Aberdeen University is working on a project where hydrogen could be “banked” in depleted oil and gas reservoirs in the UK North Sea.
The technology would see green hydrogen stored offshore, as huge offshore wind farms are planned for Scotland’s coast.
It means electricity from those wind farms could be stored as hydrogen when production is too high.
That in turn would avoid the need for constraint payments – made to developers by the government to stop production it is too high in order to ease the burden on the grid.
Dr Prashant Jadhawar from Aberdeen University’s School of Engineering is leading the hydrogen storage project, who said it could be a “game-changer” in helping Scotland meet its target of 5GW of green and low-carbon hydrogen production by 2030.
“This target relies on there being sufficient hydrogen storage capacity which only subsurface geological formations such as depleted hydrocarbon reservoirs or aquifers can deliver on such a large TeraWatt (TWh) scale,” he explained.
“Through our current research we have estimated up to a 20 TWh hydrogen storage capacity, as well as the permanent sequestration of 50 million tons (Mton) of CO2 in a single UKCS reservoir investigated so far.
“By offering the safe and effective storage of bulk quantities of hydrogen and CO2, our project offers a unique opportunity to help Scotland meet its hydrogen production targets as well as offering the potential for Scotland to become a net exporter of hydrogen.

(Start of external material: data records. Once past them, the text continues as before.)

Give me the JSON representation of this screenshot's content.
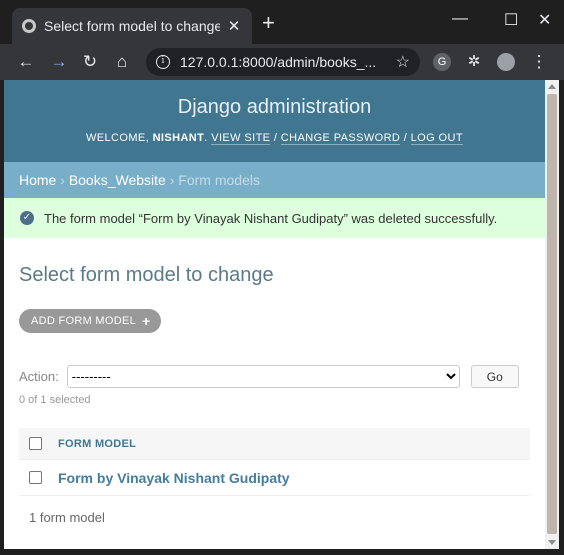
{
  "browser": {
    "tab_title": "Select form model to change",
    "url": "127.0.0.1:8000/admin/books_..."
  },
  "header": {
    "brand": "Django administration",
    "welcome": "WELCOME,",
    "user": "NISHANT",
    "view_site": "VIEW SITE",
    "change_password": "CHANGE PASSWORD",
    "log_out": "LOG OUT"
  },
  "breadcrumbs": {
    "home": "Home",
    "app": "Books_Website",
    "current": "Form models"
  },
  "message": "The form model “Form by Vinayak Nishant Gudipaty” was deleted successfully.",
  "content": {
    "title": "Select form model to change",
    "add_button": "ADD FORM MODEL",
    "action_label": "Action:",
    "action_selected": "---------",
    "go_button": "Go",
    "counter": "0 of 1 selected",
    "column_header": "FORM MODEL",
    "rows": [
      {
        "label": "Form by Vinayak Nishant Gudipaty"
      }
    ],
    "paginator": "1 form model"
  },
  "colors": {
    "header": "#417690",
    "breadcrumbs": "#79aec8",
    "success": "#ddffdd"
  }
}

It comes as the oil and gas regulator, the North Sea Transition Authority (NSTA) was today announced as regulator for offshore hydrogen production.
Last week the Net Zero Technology Centre also issued a scoping report for a £2bn hydrogen pipeline from Scotland to Europe, making the country a major exporter to the EU.
The Aberdeen Uni work is supported by the NZTC – and by extension Scottish Government, Scottish Funding Council and Scottish Enterprise.
Several North Sea operators, along with Scottish Gas Network Plc, BatiGea, UK Elixir consultants, and Flow Expertise are also supporting the work.
Dr Jadhawar will present his research at the Offshore Europe conference taking place this week in Aberdeen, where he is presenting at the conference’s Technical Session on Hydrogen Challenges taking place tomorrow (Thursday, 7 September) from 10am. He will then give a further talk on the University of Aberdeen’s stand (2E68) at 1pm.